B2B CMOs and CIOs: It’s time to rethink data management
Effective data management is critical to B2B digital marketing success. Columnist Sonjoy Ganguly explains how implementing a rich, B2B-focused data structure and collaborating with the right strategic partners can make all the difference.
In digital media and advertising, data management platforms (DMPs) have become an essential tool that “ingests, classifies, sorts and houses information, and then delivers it in a way that’s useful for marketers, publishers and other businesses.”
But for B2B marketers, these tools have a major flaw.
As the name implies, B2B marketers sell into organizations (e.g., General Electric, Boeing, Nestle), not individual consumer demos (e.g., millennial male in New York DMA, $100K+ income, in market for SUVs). Traditional advertising technologies and data management practices, to date, have predominantly focused on managing individuals rather than companies.
That is core to the issue: How do you market to the right companies if existing systems and practices are predicated upon targeting individual consumers? B2B marketers don’t benefit from solutions that allow them to target “soccer moms,” “tech-savvy millennials” or other consumer-based lookalike audiences. They need a much more precise and relevant targeting scheme.
For example, the CMO at an enterprise software company with long sales cycles (nine to 18 months) needs to simultaneously monitor, analyze and surface insights on cross-departmental stakeholders across levels of seniority and diversity, all within discrete organizations. At large corporations, this can include the Financial Analysts, Director of Finance, CFO, VP Engineering, CTO, Architects, Engineering Directors, Procurement Managers and dozens of other business stakeholders, from the first introductory call to a signed contract and through the process of onboarding, as well as utilization.
With B2B marketing and advertising spend reaching $161 billion — and digital accounting for over half — B2B CMOs and CIOs need to dramatically change their data management approach to avoid drowning in irrelevant data and legacy systems that were designed for an entirely different practice. This is only possible by reorganizing their data infrastructure around B2B’s unique go-to-market needs and working with partners that support these new standards.
First things first: Extend company attributes
Basic audience targeting is too broad and is just not an effective mechanism for B2B marketers. B2C marketers now have a seemingly endless pool of data to define target audiences across devices, from historical purchases and behavioral data to location-based visitor arrivals.

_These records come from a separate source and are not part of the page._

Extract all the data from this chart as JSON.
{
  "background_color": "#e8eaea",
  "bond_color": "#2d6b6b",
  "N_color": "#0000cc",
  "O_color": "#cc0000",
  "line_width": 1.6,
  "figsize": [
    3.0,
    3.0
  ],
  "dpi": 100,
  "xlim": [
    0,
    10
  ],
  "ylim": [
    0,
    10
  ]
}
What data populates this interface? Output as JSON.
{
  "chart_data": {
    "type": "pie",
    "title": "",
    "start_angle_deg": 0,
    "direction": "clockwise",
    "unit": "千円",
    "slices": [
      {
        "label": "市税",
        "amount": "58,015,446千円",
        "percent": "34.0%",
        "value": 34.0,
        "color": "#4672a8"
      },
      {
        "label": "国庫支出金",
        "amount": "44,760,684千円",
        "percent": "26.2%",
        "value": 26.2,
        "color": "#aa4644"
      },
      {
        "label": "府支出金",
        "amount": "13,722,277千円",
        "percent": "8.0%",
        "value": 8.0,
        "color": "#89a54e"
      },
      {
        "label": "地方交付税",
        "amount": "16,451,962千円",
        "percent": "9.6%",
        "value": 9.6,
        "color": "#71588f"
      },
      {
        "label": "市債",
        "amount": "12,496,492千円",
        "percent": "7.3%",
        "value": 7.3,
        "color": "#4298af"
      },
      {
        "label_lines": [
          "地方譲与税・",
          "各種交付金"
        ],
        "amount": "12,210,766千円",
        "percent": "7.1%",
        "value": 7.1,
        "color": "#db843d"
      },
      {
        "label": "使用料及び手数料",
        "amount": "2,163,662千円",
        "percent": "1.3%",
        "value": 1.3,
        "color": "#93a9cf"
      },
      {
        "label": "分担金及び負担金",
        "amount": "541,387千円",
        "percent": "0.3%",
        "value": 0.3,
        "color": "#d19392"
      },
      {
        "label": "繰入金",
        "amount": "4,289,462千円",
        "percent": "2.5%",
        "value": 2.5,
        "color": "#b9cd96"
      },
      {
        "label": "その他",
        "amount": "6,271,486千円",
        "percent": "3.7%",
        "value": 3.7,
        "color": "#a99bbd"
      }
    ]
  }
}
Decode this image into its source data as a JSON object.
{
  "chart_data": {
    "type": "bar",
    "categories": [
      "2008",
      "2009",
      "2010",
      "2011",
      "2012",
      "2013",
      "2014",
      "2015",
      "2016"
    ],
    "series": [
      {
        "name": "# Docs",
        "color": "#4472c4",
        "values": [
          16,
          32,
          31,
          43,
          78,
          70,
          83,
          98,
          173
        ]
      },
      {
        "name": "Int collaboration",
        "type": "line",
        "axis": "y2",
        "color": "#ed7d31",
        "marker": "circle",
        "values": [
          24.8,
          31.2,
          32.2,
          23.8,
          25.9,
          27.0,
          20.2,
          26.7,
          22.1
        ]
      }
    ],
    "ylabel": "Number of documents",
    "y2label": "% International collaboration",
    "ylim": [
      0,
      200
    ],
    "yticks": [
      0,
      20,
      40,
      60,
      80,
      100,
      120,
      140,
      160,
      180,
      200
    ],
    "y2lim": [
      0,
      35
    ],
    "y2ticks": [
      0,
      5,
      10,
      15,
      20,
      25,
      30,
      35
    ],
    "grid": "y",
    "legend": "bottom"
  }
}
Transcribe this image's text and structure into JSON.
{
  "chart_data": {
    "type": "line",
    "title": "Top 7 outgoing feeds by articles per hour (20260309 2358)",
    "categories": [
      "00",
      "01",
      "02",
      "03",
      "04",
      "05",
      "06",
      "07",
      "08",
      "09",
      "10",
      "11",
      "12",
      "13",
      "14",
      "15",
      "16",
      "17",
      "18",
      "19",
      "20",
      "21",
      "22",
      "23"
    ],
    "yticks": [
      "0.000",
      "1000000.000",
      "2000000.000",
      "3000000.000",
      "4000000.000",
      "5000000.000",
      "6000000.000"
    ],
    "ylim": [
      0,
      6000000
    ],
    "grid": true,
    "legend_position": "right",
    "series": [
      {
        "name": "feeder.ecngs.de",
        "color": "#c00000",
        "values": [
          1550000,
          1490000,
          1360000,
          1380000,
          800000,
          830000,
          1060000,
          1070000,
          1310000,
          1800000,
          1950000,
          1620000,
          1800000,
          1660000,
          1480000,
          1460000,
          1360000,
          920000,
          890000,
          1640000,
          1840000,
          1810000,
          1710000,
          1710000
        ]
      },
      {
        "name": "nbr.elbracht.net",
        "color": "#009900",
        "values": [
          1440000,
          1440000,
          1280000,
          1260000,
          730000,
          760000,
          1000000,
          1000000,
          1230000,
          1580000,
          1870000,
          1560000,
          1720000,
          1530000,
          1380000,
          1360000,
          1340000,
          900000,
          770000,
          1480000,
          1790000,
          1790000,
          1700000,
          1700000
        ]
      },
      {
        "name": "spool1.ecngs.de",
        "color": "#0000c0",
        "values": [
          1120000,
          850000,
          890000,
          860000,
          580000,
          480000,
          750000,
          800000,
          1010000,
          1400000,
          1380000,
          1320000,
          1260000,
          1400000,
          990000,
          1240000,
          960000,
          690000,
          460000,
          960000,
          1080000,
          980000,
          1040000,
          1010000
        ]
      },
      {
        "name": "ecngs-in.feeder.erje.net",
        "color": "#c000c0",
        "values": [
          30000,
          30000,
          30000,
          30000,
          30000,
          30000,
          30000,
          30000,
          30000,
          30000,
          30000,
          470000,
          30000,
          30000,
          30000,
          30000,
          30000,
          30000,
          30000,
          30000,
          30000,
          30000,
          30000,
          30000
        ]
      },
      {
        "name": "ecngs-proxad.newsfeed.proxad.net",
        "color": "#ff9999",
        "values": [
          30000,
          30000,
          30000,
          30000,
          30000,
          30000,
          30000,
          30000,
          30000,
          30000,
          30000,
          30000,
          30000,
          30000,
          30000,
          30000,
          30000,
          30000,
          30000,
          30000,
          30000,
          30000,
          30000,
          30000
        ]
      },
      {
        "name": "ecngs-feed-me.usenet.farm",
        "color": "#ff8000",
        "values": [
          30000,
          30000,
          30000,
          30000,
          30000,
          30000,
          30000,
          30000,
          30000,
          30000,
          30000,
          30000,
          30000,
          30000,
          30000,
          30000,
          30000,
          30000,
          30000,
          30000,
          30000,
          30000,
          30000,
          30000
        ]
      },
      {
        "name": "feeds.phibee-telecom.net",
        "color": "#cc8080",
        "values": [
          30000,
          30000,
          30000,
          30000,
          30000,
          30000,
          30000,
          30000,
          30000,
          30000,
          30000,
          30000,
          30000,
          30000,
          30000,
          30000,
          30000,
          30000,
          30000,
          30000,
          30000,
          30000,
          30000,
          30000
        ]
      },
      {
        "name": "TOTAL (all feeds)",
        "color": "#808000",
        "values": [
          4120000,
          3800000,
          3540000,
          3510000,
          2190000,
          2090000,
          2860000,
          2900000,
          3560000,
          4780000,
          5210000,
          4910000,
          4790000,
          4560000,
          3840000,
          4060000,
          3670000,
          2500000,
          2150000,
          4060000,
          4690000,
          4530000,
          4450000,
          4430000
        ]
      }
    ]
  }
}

But ask any B2B marketer, and their targeting parameters look awfully similar to ones found in playbooks from several years ago: industry, company size (employees), revenue (if public) and office headquarters’ locations.
B2B CMOs need to significantly expand the company attributes they track — ones that provide signals that are uniquely relevant to the products and services they sell — and allow sales and marketing teams to communicate more tailored messages by account. These can range anywhere from, “What other software is installed?” and “Which types of solutions are they researching?” to “How much do they currently spend on R&D?”
Once the extended attributes are strategically identified, CMOs must persistently incorporate these new signals throughout their internal systems to keep alignment across teams. These new signals require organizational commitment to adopt new procedures that utilize and act on the signals to improve their marketing effectiveness.
Build out a rich company-user ontology
Once more granular and vivid company-based information becomes ingrained throughout the marketing and sales organizations, it behooves CMOs and their CIOs to further build out a rich ontology. With the exponential growth of data (which also includes more user-generated content than ever before), creating taxonomies to classify and categorize the data is absolutely critical to making these massive unstructured data assets actionable at scale. But the sheer volume and the denormalized nature of this data make it very complex to classify it correctly.